Nel 1795 è a Milano, dove, dieci anni dopo, con l’arrivo di Napoleone, può partecipare con una ventina di tele a una mostra alla esposizione a Brera. Una, raffigurante il conte Ugolino con i suoi figli nella torre, piace all’imperatrice Giuseppina, che chiede di conoscerlo. Il quadro, di cui rimane un’incisione, si è perduto. A Milano, Errante dipinge più di cento opere, la maggior parte disperse, su temi di contenuto mitologico e allegorico. È, inoltre, un ritrattista molto bravo e ricercato. Un esempio il bel quadro della nobile Francesca Ghirardi Lechi, raffigurata con la figlia Carolina.
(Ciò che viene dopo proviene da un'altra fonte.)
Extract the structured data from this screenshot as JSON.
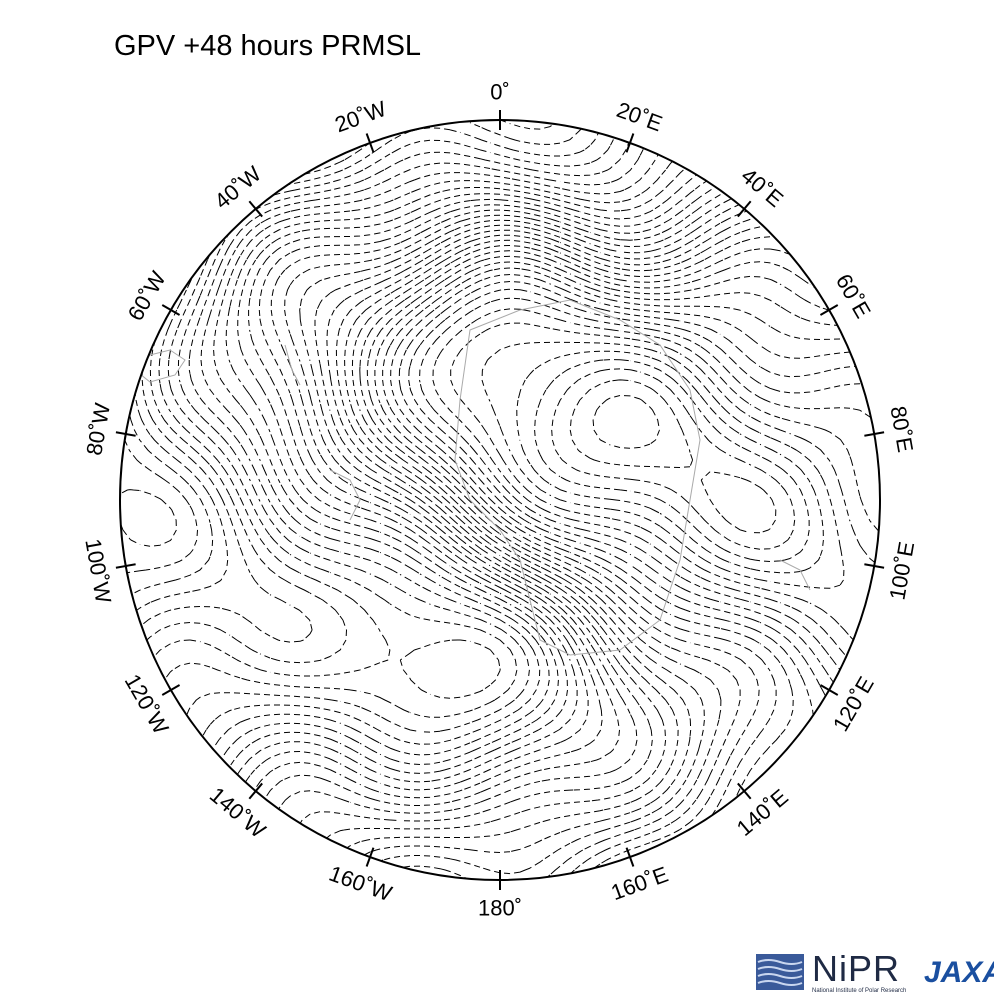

Si tratta della bellissima Fanny di cui Stendhal scrisse che aveva “i più begli occhi di Brescia”. Celebre un altro suo ritratto di Andrea Appiani, tra i pittori preferiti di Napoleone.

“Dipinse molti ritratti di generali francesi e alcune opere sono finite oltre le Alpi”, dice il professore Salvatore Valenti, che ha ricostruito, in un libro del 2011, la vita e le opere di Errante; quattro anni di studi, con il ritrovamento in archivi di molti documenti. A Milano il pittore fa anche il maestro di scherma e la sala è frequentata dal generale Massena, di cui fa il ritratto (perduto). Due suoi allievi, Grisetti e Rosaroll-Scorza, scrivono nel 1803 un fondamentale trattato, che dedicano ad Errante, dove per la prima volta si fondono gli insegnamenti schermistici delle varie scuole italiane. Dopo la restaurazione, fugge a Roma dove nel 1817 pubblica un saggio sui colori “per il vantaggio della gioventù siciliana”. Muore a 61 anni. Tanti perché era di salute cagionevole e i medici che lo curavano da bambino avevano affermato che non sarebbe arrivato a quindici.
“Mi dispiace – dice Valenti, presidente dell’Associazione per la tutela delle tradizioni popolari trapanesi – che non sia stato organizzato niente per l’anniversario, complice anche la pandemia. Sogno che un giorno possa essere allestita una mostra a lui dedicata al museo Pepoli con le opere sparse per il mondo”. Nel 2010, nell’occasione dei duecentocinquanta anni della nascita, venne fatto un annullo postale e a fine 2011 organizzata una mostra dei suoi quadri delle collezioni del Pepoli. La chiesa di San Giuseppe, in via Garibaldi, ospita una tela di Errante che raffigura la morte del santo.

“A Trapani – continua Valenti – ci sono molte opere nascoste in collezioni private che non è facile far emergere. A quelle giovanili si sono unite quelle portate dalla seconda moglie Matilde Gattarelli che si trasferisce a Trapani dopo la morte del marito, cedendole al municipio in cambio di un vitalizio. Di alcune opere si sono perse le tracce, compreso il ritratto di Errante dipinto dal Mazzarese”. Matilde fece erigere un monumento sepolcrale in memoria del marito, realizzato dallo scultore palermitano Leonardo Pennino, nella navata destra della Chiesa di San Lorenzo di Trapani. Il pittore non aveva dimenticato le sue origini, era stato lui, a chiedere alla moglie, nelle ultime volontà, di riportare nella città natale le sue opere.